Rogers has invited Québecor to join the bidding for Shaw’s Freedom Mobile, which Rogers and Shaw are trying to sell in order to obtain regulatory approval for their proposed $26 billion CAD merger — reports The Globe and Mail.

An unnamed source told the publication that Rogers’s bankers have reached out to bankers representing Québecor.

The Canadian Radio-television and Telecommunications Commission (CRTC) rendered its approval of the Rogers-Shaw deal in March, but the Competition Bureau and the Ministry of Innovation, Science and Economic Development (ISED) Canada are yet to sign off on it.

The Competition Bureau said on Friday it plans to oppose the Rogers-Shaw merger, notifying both companies of its stance.

Freedom Mobile has about two million wireless customers in Alberta, British Columbia, and Ontario. Innovation, Science, and Industry Minister François-Philippe Champagne said in March that Ottawa would not allow the “wholesale transfer” of Shaw’s wireless licences to Rogers, as doing so would reduce the number of wireless players in Alberta, B.C., and Ontario from four to three and likely lead to higher phone bills.

Québecor President and CEO Pierre Karl Péladeau publicly expressed interest in buying Freedom Mobile when the Rogers-Shaw deal was announced in March 2021, and the company has even demonstrated that it can afford the acquisition.

However, when Rogers initiated talks with several potential buyers for Freedom Mobile earlier this year, Québecor and its Montréal-based telecom subsidiary, Vidéotron, were notably absent from the conversation.

In the meantime, Rogers has discussed a potential sale of Freedom Mobile with the rural internet service provider (ISP) Xplornet Communications Inc., as well as the Aquilini family, which owns the NHL’s Vancouver Canucks. According to an unnamed source, the proposal from Xplornet parent company Stonepeak Infrastructure Partners is still in play and hasn’t been rejected by the Competition Bureau.

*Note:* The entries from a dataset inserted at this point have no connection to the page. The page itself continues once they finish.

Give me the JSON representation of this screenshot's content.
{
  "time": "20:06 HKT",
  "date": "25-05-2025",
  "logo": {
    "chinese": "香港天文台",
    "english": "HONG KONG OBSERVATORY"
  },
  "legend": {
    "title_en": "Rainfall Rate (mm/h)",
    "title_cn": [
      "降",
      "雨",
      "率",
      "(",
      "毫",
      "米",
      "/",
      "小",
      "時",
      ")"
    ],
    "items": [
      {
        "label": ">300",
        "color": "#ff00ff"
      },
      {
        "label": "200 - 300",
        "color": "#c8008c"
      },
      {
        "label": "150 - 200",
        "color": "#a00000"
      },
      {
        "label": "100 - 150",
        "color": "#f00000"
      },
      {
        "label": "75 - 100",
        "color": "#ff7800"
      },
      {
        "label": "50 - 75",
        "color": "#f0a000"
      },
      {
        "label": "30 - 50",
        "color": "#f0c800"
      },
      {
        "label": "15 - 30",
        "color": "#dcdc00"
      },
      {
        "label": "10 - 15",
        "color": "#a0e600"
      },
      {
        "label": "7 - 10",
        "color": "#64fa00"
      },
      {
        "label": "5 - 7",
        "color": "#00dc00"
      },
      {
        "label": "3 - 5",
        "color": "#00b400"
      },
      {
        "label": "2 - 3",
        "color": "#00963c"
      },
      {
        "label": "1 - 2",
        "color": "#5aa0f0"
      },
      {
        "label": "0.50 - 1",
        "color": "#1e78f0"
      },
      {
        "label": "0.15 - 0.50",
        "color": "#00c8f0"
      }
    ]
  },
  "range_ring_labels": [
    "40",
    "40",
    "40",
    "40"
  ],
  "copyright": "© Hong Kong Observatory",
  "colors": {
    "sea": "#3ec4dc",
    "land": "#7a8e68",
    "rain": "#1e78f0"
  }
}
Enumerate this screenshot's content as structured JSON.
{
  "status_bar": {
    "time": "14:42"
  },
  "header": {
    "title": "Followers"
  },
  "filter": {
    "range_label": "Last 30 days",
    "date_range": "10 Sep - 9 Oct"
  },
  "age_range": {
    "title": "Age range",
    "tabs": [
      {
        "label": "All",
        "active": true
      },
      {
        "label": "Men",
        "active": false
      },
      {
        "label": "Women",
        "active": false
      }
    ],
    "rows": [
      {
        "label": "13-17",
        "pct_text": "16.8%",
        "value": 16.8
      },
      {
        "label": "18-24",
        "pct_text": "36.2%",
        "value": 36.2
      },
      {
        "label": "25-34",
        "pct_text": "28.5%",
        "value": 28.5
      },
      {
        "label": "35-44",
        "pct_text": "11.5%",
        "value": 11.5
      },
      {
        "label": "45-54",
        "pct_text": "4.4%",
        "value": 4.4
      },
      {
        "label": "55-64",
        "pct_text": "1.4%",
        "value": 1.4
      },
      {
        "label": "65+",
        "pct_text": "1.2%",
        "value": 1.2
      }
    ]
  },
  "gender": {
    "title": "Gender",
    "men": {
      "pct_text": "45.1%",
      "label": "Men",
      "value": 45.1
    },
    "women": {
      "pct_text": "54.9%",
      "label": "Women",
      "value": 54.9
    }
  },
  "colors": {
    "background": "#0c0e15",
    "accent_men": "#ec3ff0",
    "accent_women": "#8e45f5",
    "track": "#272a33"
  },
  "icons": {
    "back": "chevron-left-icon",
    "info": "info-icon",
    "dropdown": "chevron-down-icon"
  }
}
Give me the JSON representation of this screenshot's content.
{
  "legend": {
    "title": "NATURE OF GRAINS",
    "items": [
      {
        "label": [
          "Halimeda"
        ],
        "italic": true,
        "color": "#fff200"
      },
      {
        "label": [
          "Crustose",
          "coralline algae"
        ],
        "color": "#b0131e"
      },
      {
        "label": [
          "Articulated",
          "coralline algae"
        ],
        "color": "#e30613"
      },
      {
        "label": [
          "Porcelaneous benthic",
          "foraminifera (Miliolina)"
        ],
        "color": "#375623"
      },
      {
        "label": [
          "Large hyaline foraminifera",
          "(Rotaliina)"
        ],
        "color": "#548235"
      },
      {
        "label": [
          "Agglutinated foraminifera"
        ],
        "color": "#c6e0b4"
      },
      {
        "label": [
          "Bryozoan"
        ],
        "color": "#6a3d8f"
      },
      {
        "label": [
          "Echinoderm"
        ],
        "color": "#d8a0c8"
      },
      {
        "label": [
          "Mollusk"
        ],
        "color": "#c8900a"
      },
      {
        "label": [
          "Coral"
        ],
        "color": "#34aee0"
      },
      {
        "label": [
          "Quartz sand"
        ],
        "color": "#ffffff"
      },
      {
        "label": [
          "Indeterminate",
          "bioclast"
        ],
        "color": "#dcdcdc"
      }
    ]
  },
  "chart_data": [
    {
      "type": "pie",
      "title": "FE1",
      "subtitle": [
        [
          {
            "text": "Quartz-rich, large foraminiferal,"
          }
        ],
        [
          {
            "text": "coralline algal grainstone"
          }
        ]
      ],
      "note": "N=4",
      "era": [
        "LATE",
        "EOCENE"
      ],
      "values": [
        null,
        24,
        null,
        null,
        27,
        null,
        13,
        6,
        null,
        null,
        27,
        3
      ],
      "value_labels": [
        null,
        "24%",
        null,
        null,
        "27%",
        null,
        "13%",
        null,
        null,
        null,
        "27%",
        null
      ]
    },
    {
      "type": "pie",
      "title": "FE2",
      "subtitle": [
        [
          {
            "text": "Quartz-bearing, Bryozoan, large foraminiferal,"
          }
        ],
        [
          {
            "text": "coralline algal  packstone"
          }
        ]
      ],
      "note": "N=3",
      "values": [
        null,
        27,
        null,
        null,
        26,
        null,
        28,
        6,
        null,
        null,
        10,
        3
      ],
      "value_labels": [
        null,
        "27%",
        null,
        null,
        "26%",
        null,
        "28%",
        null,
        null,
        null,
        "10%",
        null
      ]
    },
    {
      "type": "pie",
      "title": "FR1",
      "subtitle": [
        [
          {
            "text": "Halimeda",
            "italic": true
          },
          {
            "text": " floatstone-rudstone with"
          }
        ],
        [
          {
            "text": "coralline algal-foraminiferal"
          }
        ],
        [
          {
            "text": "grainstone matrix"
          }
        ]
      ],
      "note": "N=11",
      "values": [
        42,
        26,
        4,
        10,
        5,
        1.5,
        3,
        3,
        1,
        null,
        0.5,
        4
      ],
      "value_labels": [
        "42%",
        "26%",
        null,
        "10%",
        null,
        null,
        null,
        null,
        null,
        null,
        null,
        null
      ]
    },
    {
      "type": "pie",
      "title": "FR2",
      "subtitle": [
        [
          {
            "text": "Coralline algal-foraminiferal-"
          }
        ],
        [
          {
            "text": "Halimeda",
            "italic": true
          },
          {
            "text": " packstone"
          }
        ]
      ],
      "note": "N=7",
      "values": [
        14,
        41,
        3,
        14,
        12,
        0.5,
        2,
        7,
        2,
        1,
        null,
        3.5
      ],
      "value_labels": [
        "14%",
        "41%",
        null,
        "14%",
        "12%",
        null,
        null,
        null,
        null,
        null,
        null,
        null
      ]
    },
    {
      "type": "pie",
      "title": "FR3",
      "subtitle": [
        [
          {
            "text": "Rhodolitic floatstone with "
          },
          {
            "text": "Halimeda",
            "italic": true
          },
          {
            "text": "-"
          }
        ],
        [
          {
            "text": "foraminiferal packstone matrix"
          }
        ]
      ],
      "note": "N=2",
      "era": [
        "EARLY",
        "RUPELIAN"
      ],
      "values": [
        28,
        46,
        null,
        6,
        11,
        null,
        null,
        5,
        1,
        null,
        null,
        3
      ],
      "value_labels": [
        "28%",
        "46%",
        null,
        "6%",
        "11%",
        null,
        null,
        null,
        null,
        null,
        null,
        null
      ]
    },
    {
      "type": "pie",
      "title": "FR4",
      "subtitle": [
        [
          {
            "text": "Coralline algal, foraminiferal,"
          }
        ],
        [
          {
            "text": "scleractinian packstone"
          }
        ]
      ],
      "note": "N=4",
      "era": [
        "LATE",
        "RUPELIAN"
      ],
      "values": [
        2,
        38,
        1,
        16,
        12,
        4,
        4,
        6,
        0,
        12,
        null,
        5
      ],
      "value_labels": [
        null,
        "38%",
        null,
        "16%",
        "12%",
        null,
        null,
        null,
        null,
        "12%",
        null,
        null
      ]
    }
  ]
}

Freedom Mobile’s original founder and CEO, Anthony Lacavera, also wants to buy the company back but called Rogers’s sale process for the company a “non-competitive sham” after the telecom giant didn’t appropriately respond to his bid of $3.75 billion for the business.

For Québecor, acquiring Freedom Mobile could be the key to finally expanding outside Québec and working toward its plan to offer coast-to-coast wireless services in Canada. In the summer of last year, Vidéotron won $830 million worth of radio spectrum in Canada’s 3500 MHz 5G spectrum auction.